Царь повёл героев и свиту в трапезный зал Грановитой палаты, поднялся на тронное место. Гул в зале стих, и Иван Васильевич сказал своё слово:
— Ноне мы чествуем героев, которые достигли Крымского юрта и прокатились по нему на двести вёрст, словно Божия колесница с громом небесным. Там покорены две крепости, освобождены три тысячи русичей, побито больше десяти тысяч ордынцев. Там взяты в полон семьдесят мурз и князьков.
Мы захватили два турецких корабля, но с честью вернули султану. Опалил гром небесный и самого хана Девлетку. Тысячи пищалей стреляли в упор под Монастырским островом, он бежал, страхом поверженный. Вот они, герои, возглавившие царское войско. Хвала героям! Хвала!
— Хвала! Хвала! Хвала! — прокатилось по залу.
Когда стало тихо, Иван Васильевич добавил:
— Я награждаю воевод-героев золотыми, тысяцких, сотских и воинов — серебром.
В это время к каждому из воевод подошли по два дьяка из царской казны. Из кожаных кис они ссыпали золото на блюдо, звенели им и вручали воеводам.
Начался пир. Это было великое пиршество, какие до Ивана Грозного никто из великих князей не устраивал. Только одних блюд с кушаньем было сорок перемен на каждого гостя. А за стенами Грановитой палаты, по всей Москве трезвонили колокола. Русичи знали, по какому поводу раздавались над стольным градом божественные звоны. Они гордились и радовались, что эти звоны устроены в честь их сыновей.
Во время трапезы царь Иван Васильевич подозвал к себе Адашева, подал ему кубок.
— Пей! Сидишь, как красна девица, — сказал он строго.
— И выпил бы, да горько, оттого и не пью, царь-батюшка. Братец Алёша болен.
— Знаю. Сам виноват. Ввязался в свару с моим ласковым слугой Афанасьюшкой. И тебе не следовало бы встревать в их спор. Он давний. Все вы, воеводы Адашевы, на рожон лезете.
— Прости, государь, что поведал свою печаль. — Даниил выпил кубок хмельного, поклонился царю и ушёл на своё место.

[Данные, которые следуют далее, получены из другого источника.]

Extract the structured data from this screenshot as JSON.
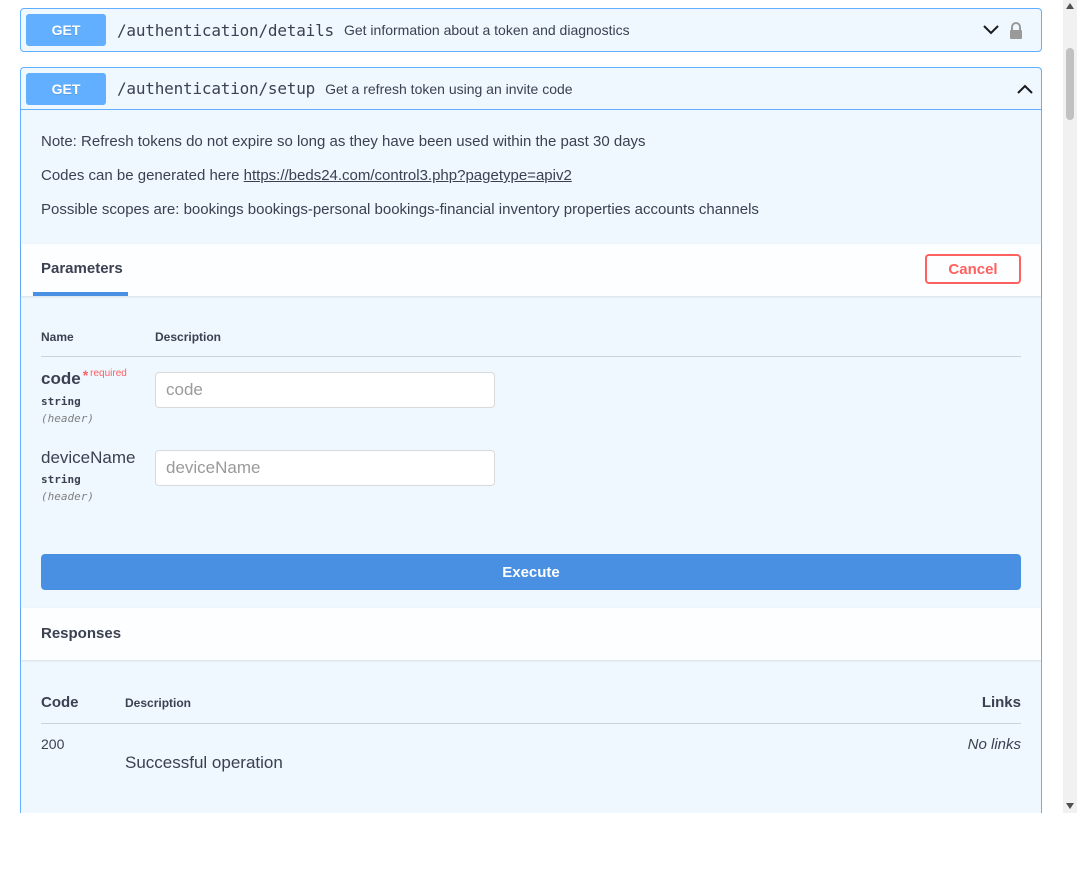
{
  "operations": [
    {
      "method": "GET",
      "path": "/authentication/details",
      "summary": "Get information about a token and diagnostics",
      "expanded": false
    },
    {
      "method": "GET",
      "path": "/authentication/setup",
      "summary": "Get a refresh token using an invite code",
      "expanded": true,
      "description": {
        "note": "Note: Refresh tokens do not expire so long as they have been used within the past 30 days",
        "codes_prefix": "Codes can be generated here ",
        "codes_link": "https://beds24.com/control3.php?pagetype=apiv2",
        "scopes": "Possible scopes are: bookings bookings-personal bookings-financial inventory properties accounts channels"
      },
      "parameters_tab": "Parameters",
      "cancel_label": "Cancel",
      "param_headers": {
        "name": "Name",
        "description": "Description"
      },
      "parameters": [
        {
          "name": "code",
          "required_star": "*",
          "required_label": "required",
          "type": "string",
          "in": "(header)",
          "placeholder": "code",
          "value": ""
        },
        {
          "name": "deviceName",
          "type": "string",
          "in": "(header)",
          "placeholder": "deviceName",
          "value": ""
        }
      ],
      "execute_label": "Execute",
      "responses_title": "Responses",
      "response_headers": {
        "code": "Code",
        "description": "Description",
        "links": "Links"
      },
      "responses": [
        {
          "code": "200",
          "description": "Successful operation",
          "links": "No links"
        }
      ]
    }
  ],
  "colors": {
    "get": "#61affe",
    "execute": "#4990e2",
    "cancel": "#ff6060"
  },
  "icons": {
    "collapse": "chevron-down-icon",
    "lock": "lock-icon",
    "expand": "chevron-up-icon"
  }
}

Даниил сидел рядом с князем Михаилом Воротынским, и тот тихо сказал Адашеву:
— Напрасно ты вёл речи с государем об Алёше. Мрачен он стал.
— Вижу, батюшка-воевода. Да жалко братца, вот и излил боль.
На пиру уже бушевали страсти. Многие вельможи, захмелев, поднимались с мест, шли с кубками к царю, говорили Ивану Васильевичу здравицы и вновь пили. Кое-кого слуги уже выводили под руки, а то и выволакивали. Царь же лишь медовой сыты выпил. Он зорко осматривал зал и увидел, что воевода Адашев и его побратимы ушли. Озлился: как это так, он, царь, сидит, а этот «герой» увёл свою свору! «Ой, Адаш, с огнём играешь», — подумал Иван Грозный и принялся вспоминать все «обиды», нанесённые ему гордецами Адашевыми.